November natural gas futures fell 15 cents Monday as traders wryly noted that the same strength in the petroleum markets that lifted natural gas 47.1 cents Oct. 15 was offset by weakness in the oil sector that worked to drag natural gas prices down a week later. In the short term, however, elevated petroleum prices are expected to limit the downside of natural gas futures. November natural gas fell 15 cents to settle at $6.891, and the December contract lost 19.9 cents to $7.529.

“Traders recognize that the historic differentials between natural gas and crude oil, heating oil and gasoline will only allow natural gas prices to decline so far,” said a New York broker.

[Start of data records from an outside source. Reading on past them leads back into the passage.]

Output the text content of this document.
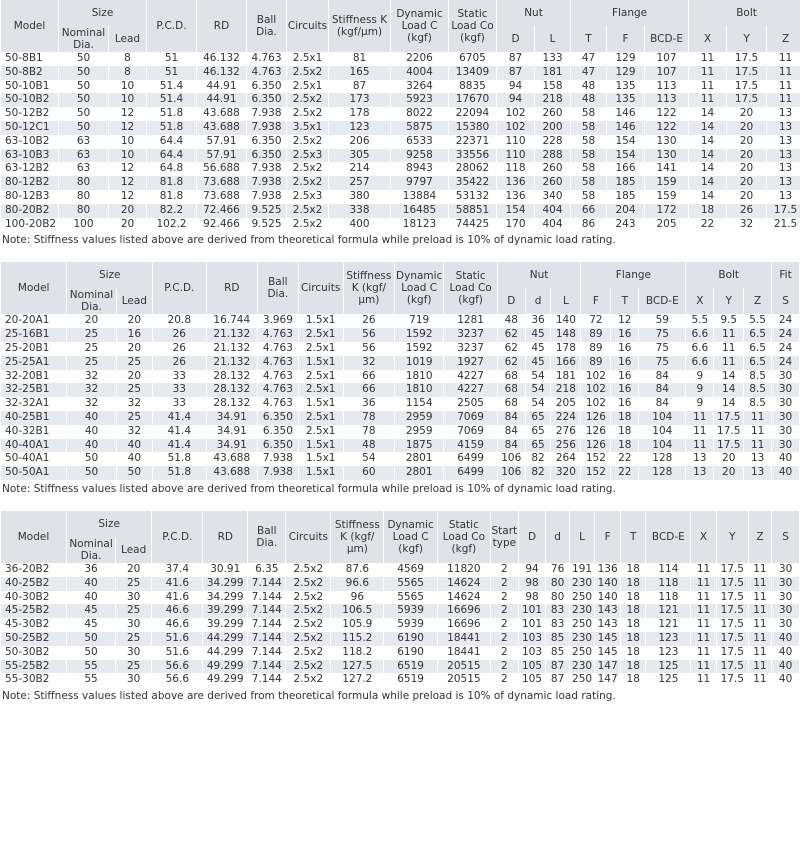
Model	Size		P.C.D.	RD	Ball Dia.	Circuits	Stiffness K (kgf/μm)	Dynamic Load C (kgf)	Static Load Co (kgf)	Nut		Flange			Bolt		
	Nominal Dia.	Lead								D	L	T	F	BCD-E	X	Y	Z
50-8B1	50	8	51	46.132	4.763	2.5x1	81	2206	6705	87	133	47	129	107	11	17.5	11
50-8B2	50	8	51	46.132	4.763	2.5x2	165	4004	13409	87	181	47	129	107	11	17.5	11
50-10B1	50	10	51.4	44.91	6.350	2.5x1	87	3264	8835	94	158	48	135	113	11	17.5	11
50-10B2	50	10	51.4	44.91	6.350	2.5x2	173	5923	17670	94	218	48	135	113	11	17.5	11
50-12B2	50	12	51.8	43.688	7.938	2.5x2	178	8022	22094	102	260	58	146	122	14	20	13
50-12C1	50	12	51.8	43.688	7.938	3.5x1	123	5875	15380	102	200	58	146	122	14	20	13
63-10B2	63	10	64.4	57.91	6.350	2.5x2	206	6533	22371	110	228	58	154	130	14	20	13
63-10B3	63	10	64.4	57.91	6.350	2.5x3	305	9258	33556	110	288	58	154	130	14	20	13
63-12B2	63	12	64.8	56.688	7.938	2.5x2	214	8943	28062	118	260	58	166	141	14	20	13
80-12B2	80	12	81.8	73.688	7.938	2.5x2	257	9797	35422	136	260	58	185	159	14	20	13
80-12B3	80	12	81.8	73.688	7.938	2.5x3	380	13884	53132	136	340	58	185	159	14	20	13
80-20B2	80	20	82.2	72.466	9.525	2.5x2	338	16485	58851	154	404	66	204	172	18	26	17.5
100-20B2	100	20	102.2	92.466	9.525	2.5x2	400	18123	74425	170	404	86	243	205	22	32	21.5
Note: Stiffness values listed above are derived from theoretical formula while preload is 10% of dynamic load rating.
Model	Size		P.C.D.	RD	Ball Dia.	Circuits	Stiffness K (kgf/μm)	Dynamic Load C (kgf)	Static Load Co (kgf)	Nut			Flange			Bolt			Fit
	Nominal Dia.	Lead								D	d	L	F	T	BCD-E	X	Y	Z	S
20-20A1	20	20	20.8	16.744	3.969	1.5x1	26	719	1281	48	36	140	72	12	59	5.5	9.5	5.5	24
25-16B1	25	16	26	21.132	4.763	2.5x1	56	1592	3237	62	45	148	89	16	75	6.6	11	6.5	24
25-20B1	25	20	26	21.132	4.763	2.5x1	56	1592	3237	62	45	178	89	16	75	6.6	11	6.5	24
25-25A1	25	25	26	21.132	4.763	1.5x1	32	1019	1927	62	45	166	89	16	75	6.6	11	6.5	24
32-20B1	32	20	33	28.132	4.763	2.5x1	66	1810	4227	68	54	181	102	16	84	9	14	8.5	30
32-25B1	32	25	33	28.132	4.763	2.5x1	66	1810	4227	68	54	218	102	16	84	9	14	8.5	30
32-32A1	32	32	33	28.132	4.763	1.5x1	36	1154	2505	68	54	205	102	16	84	9	14	8.5	30
40-25B1	40	25	41.4	34.91	6.350	2.5x1	78	2959	7069	84	65	224	126	18	104	11	17.5	11	30
40-32B1	40	32	41.4	34.91	6.350	2.5x1	78	2959	7069	84	65	276	126	18	104	11	17.5	11	30
40-40A1	40	40	41.4	34.91	6.350	1.5x1	48	1875	4159	84	65	256	126	18	104	11	17.5	11	30
50-40A1	50	40	51.8	43.688	7.938	1.5x1	54	2801	6499	106	82	264	152	22	128	13	20	13	40
50-50A1	50	50	51.8	43.688	7.938	1.5x1	60	2801	6499	106	82	320	152	22	128	13	20	13	40
Note: Stiffness values listed above are derived from theoretical formula while preload is 10% of dynamic load rating.
Model	Size		P.C.D.	RD	Ball Dia.	Circuits	Stiffness K (kgf/μm)	Dynamic Load C (kgf)	Static Load Co (kgf)	Start type	D	d	L	F	T	BCD-E	X	Y	Z	S
	Nominal Dia.	Lead																		
36-20B2	36	20	37.4	30.91	6.35	2.5x2	87.6	4569	11820	2	94	76	191	136	18	114	11	17.5	11	30
40-25B2	40	25	41.6	34.299	7.144	2.5x2	96.6	5565	14624	2	98	80	230	140	18	118	11	17.5	11	30
40-30B2	40	30	41.6	34.299	7.144	2.5x2	96	5565	14624	2	98	80	250	140	18	118	11	17.5	11	30
45-25B2	45	25	46.6	39.299	7.144	2.5x2	106.5	5939	16696	2	101	83	230	143	18	121	11	17.5	11	30
45-30B2	45	30	46.6	39.299	7.144	2.5x2	105.9	5939	16696	2	101	83	250	143	18	121	11	17.5	11	30
50-25B2	50	25	51.6	44.299	7.144	2.5x2	115.2	6190	18441	2	103	85	230	145	18	123	11	17.5	11	40
50-30B2	50	30	51.6	44.299	7.144	2.5x2	118.2	6190	18441	2	103	85	250	145	18	123	11	17.5	11	40
55-25B2	55	25	56.6	49.299	7.144	2.5x2	127.5	6519	20515	2	105	87	230	147	18	125	11	17.5	11	40
55-30B2	55	30	56.6	49.299	7.144	2.5x2	127.2	6519	20515	2	105	87	250	147	18	125	11	17.5	11	40
Note: Stiffness values listed above are derived from theoretical formula while preload is 10% of dynamic load rating.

He added that the difference between crude oil and natural gas (Btu basis) was at an all-time high, and “it might seem that the trade would be to buy the natural gas and sell the crude oil, but I don’t think so. It could get even wider. If crude oil would go to $90 to $92 that differential could expand further,” he said.

November crude oil expired today at $87.56/bbl, or $14.59 per MMBtu. November natural gas futures settled at $6.891/MMBtu. “Natural gas will only go down so far with the crude oil and products showing the strength they have recently. Natural gas at $6.00, is a long way away,” he said.

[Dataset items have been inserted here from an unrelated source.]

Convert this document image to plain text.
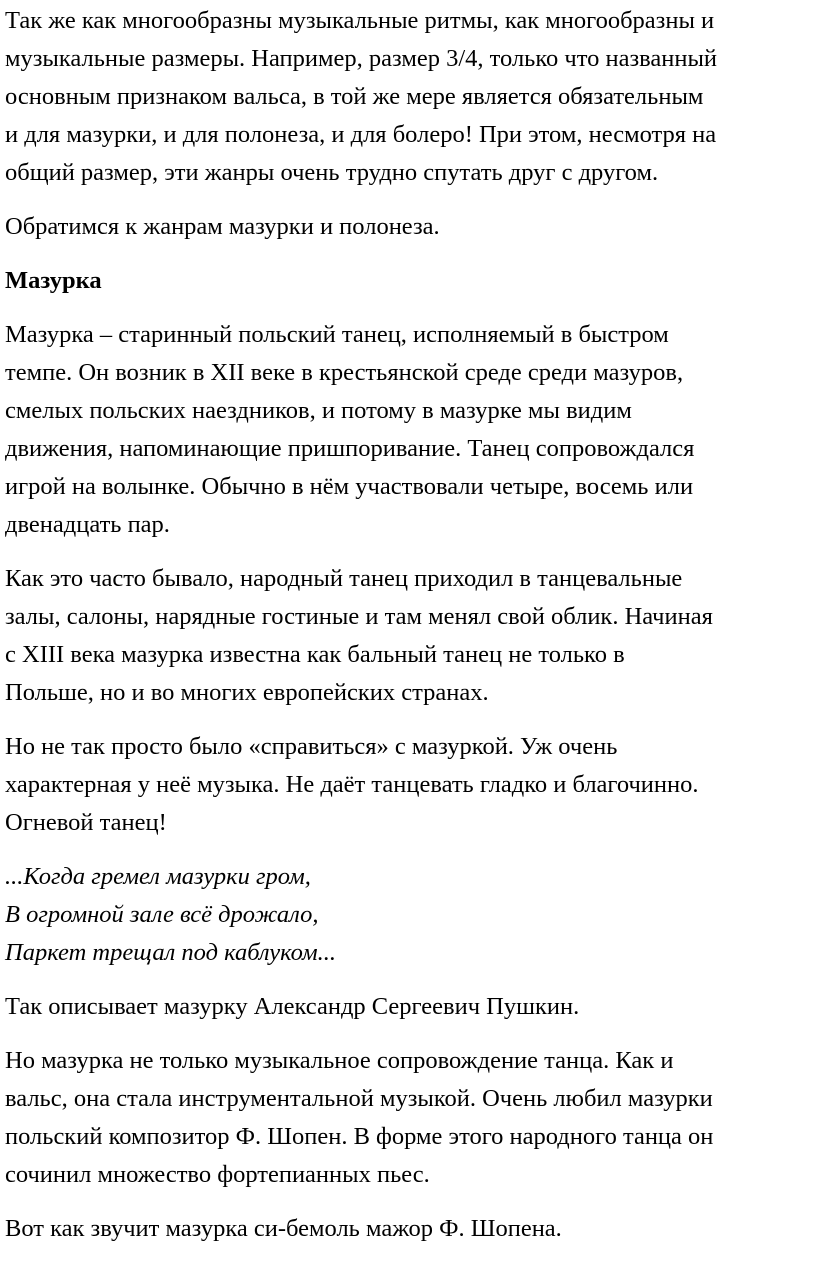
Так же как многообразны музыкальные ритмы, как многообразны и
музыкальные размеры. Например, размер 3/4, только что названный
основным признаком вальса, в той же мере является обязательным
и для мазурки, и для полонеза, и для болеро! При этом, несмотря на
общий размер, эти жанры очень трудно спутать друг с другом.

Обратимся к жанрам мазурки и полонеза.

Мазурка

Мазурка – старинный польский танец, исполняемый в быстром
темпе. Он возник в XII веке в крестьянской среде среди мазуров,
смелых польских наездников, и потому в мазурке мы видим
движения, напоминающие пришпоривание. Танец сопровождался
игрой на волынке. Обычно в нём участвовали четыре, восемь или
двенадцать пар.

Как это часто бывало, народный танец приходил в танцевальные
залы, салоны, нарядные гостиные и там менял свой облик. Начиная
с XIII века мазурка известна как бальный танец не только в
Польше, но и во многих европейских странах.

Но не так просто было «справиться» с мазуркой. Уж очень
характерная у неё музыка. Не даёт танцевать гладко и благочинно.
Огневой танец!

...Когда гремел мазурки гром,
В огромной зале всё дрожало,
Паркет трещал под каблуком...

Так описывает мазурку Александр Сергеевич Пушкин.

Но мазурка не только музыкальное сопровождение танца. Как и
вальс, она стала инструментальной музыкой. Очень любил мазурки
польский композитор Ф. Шопен. В форме этого народного танца он
сочинил множество фортепианных пьес.

Вот как звучит мазурка си-бемоль мажор Ф. Шопена.
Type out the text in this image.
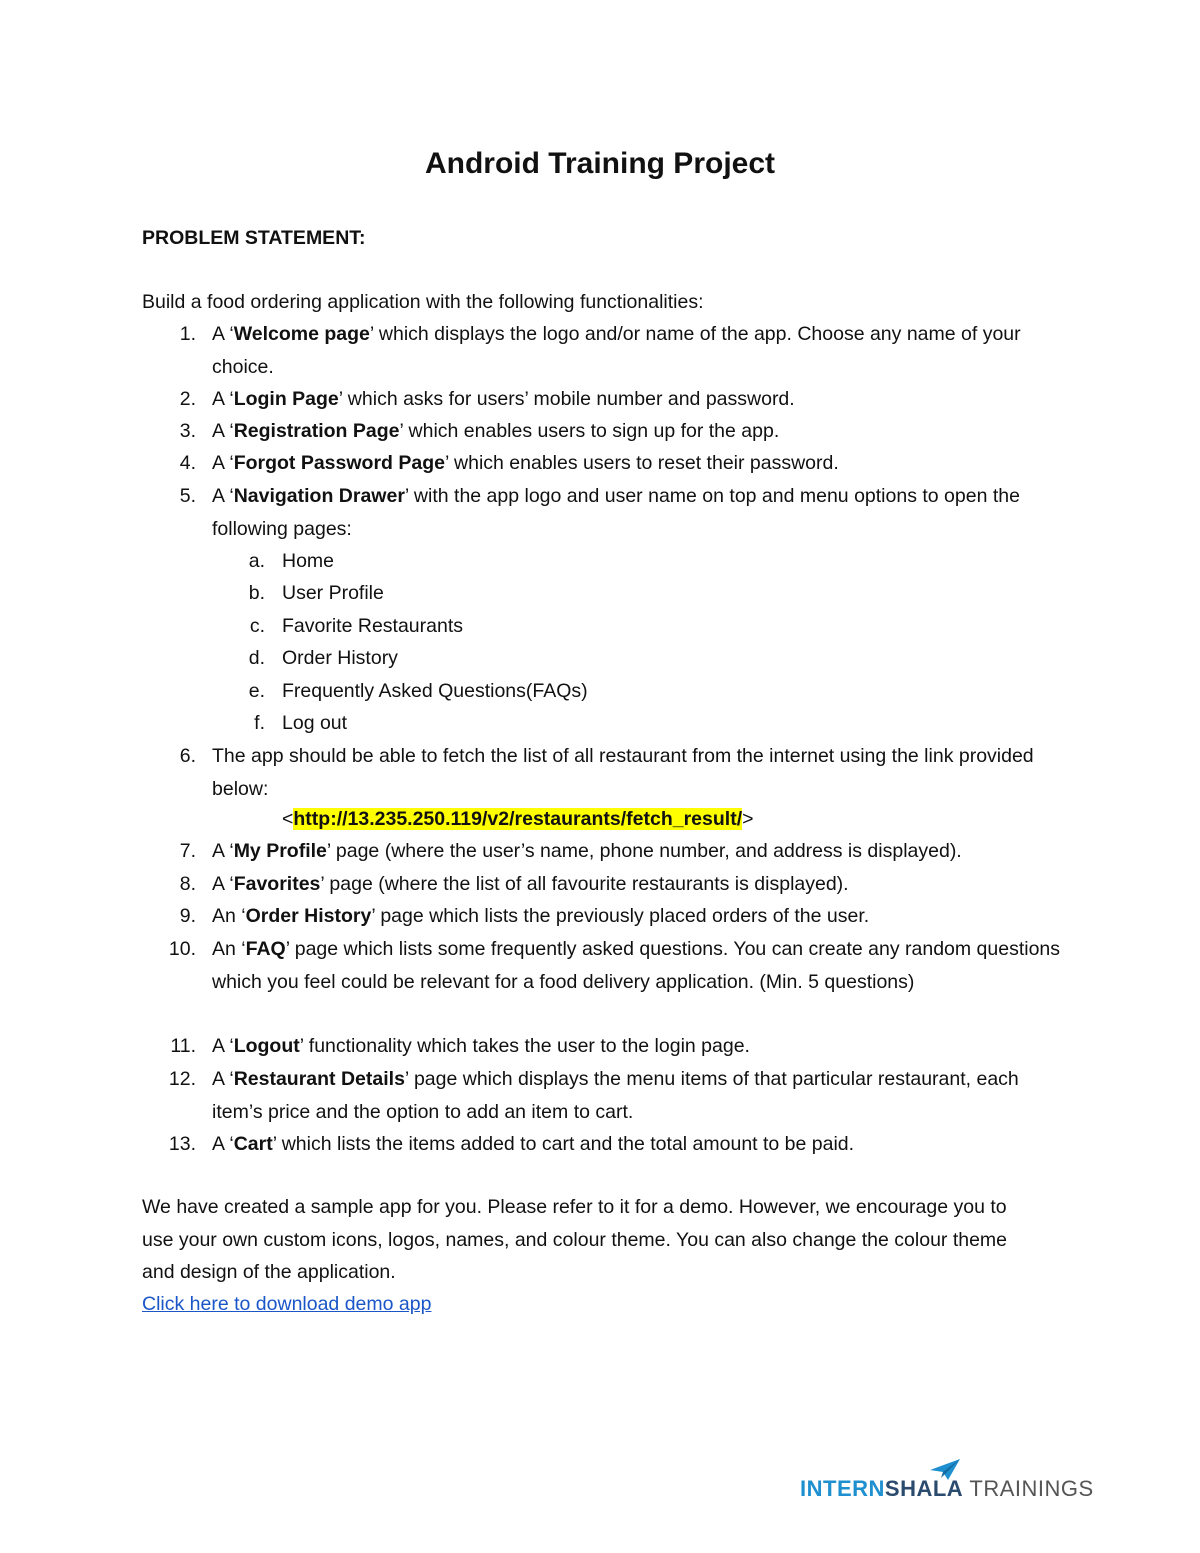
Android Training Project
PROBLEM STATEMENT:
Build a food ordering application with the following functionalities:
1. A ‘Welcome page’ which displays the logo and/or name of the app. Choose any name of your choice.
2. A ‘Login Page’ which asks for users’ mobile number and password.
3. A ‘Registration Page’ which enables users to sign up for the app.
4. A ‘Forgot Password Page’ which enables users to reset their password.
5. A ‘Navigation Drawer’ with the app logo and user name on top and menu options to open the following pages:
a. Home
b. User Profile
c. Favorite Restaurants
d. Order History
e. Frequently Asked Questions(FAQs)
f. Log out
6. The app should be able to fetch the list of all restaurant from the internet using the link provided below:
<http://13.235.250.119/v2/restaurants/fetch_result/>
7. A ‘My Profile’ page (where the user’s name, phone number, and address is displayed).
8. A ‘Favorites’ page (where the list of all favourite restaurants is displayed).
9. An ‘Order History’ page which lists the previously placed orders of the user.
10. An ‘FAQ’ page which lists some frequently asked questions. You can create any random questions which you feel could be relevant for a food delivery application. (Min. 5 questions)
11. A ‘Logout’ functionality which takes the user to the login page.
12. A ‘Restaurant Details’ page which displays the menu items of that particular restaurant, each item’s price and the option to add an item to cart.
13. A ‘Cart’ which lists the items added to cart and the total amount to be paid.
We have created a sample app for you. Please refer to it for a demo. However, we encourage you to use your own custom icons, logos, names, and colour theme. You can also change the colour theme and design of the application.
Click here to download demo app
INTERNSHALA TRAININGS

“I don’t see that coming until January, and that will require normal to warmer-than-normal weather unless we start looking at crude at $60. Does anyone think that is going to happen anytime soon?”

“We are at 78 degrees in New York City, and we are at a very low heating degree day [HDD] usage pattern to start the season, and at some time we will get back to a more normal pattern,” he said. That doesn’t look like it will happen anytime soon. The National Weather Service forecast below-normal accumulations of heating degree days for not only New York, but also the industrialized Midwest. New York, New Jersey and Pennsylvania are forecast to receive only 57 HDD, or 53 fewer than normal, for the week ended Oct. 27, and Ohio, Indiana, Michigan, Illinois and Wisconsin are expected to experience just 81 HDD, or 36 fewer than normal.

He added that natural gas was all part of the same energy/financial mix as crude oil and the products, but “the key is the commercial use of natural gas. If the economy starts to slow down, the commercials will use less and less and that will affect the demand for natural gas. When they soak it in at a factory, they use it big time.” He added that the falling dollar made it a lot cheaper for foreigners to buy this market around the world.

Concerns about the economy may have dissipated for the moment. After a gut-wrenching fall of 366.94 points on Friday the Dow Jones Industrial Average rose 44.95 to 13,566.97.

Others are also befuddled by the erratic linkage between petroleum and natural gas prices. “The gas market rallied sharply last Monday in sympathy with crude oil running to record highs. But as has been the pattern, on the first signs of a pullback in the complex, natural gas gives back all of its gains,” said Mike DeVooght of DEVO Capital, a Colorado-based trading and risk management firm.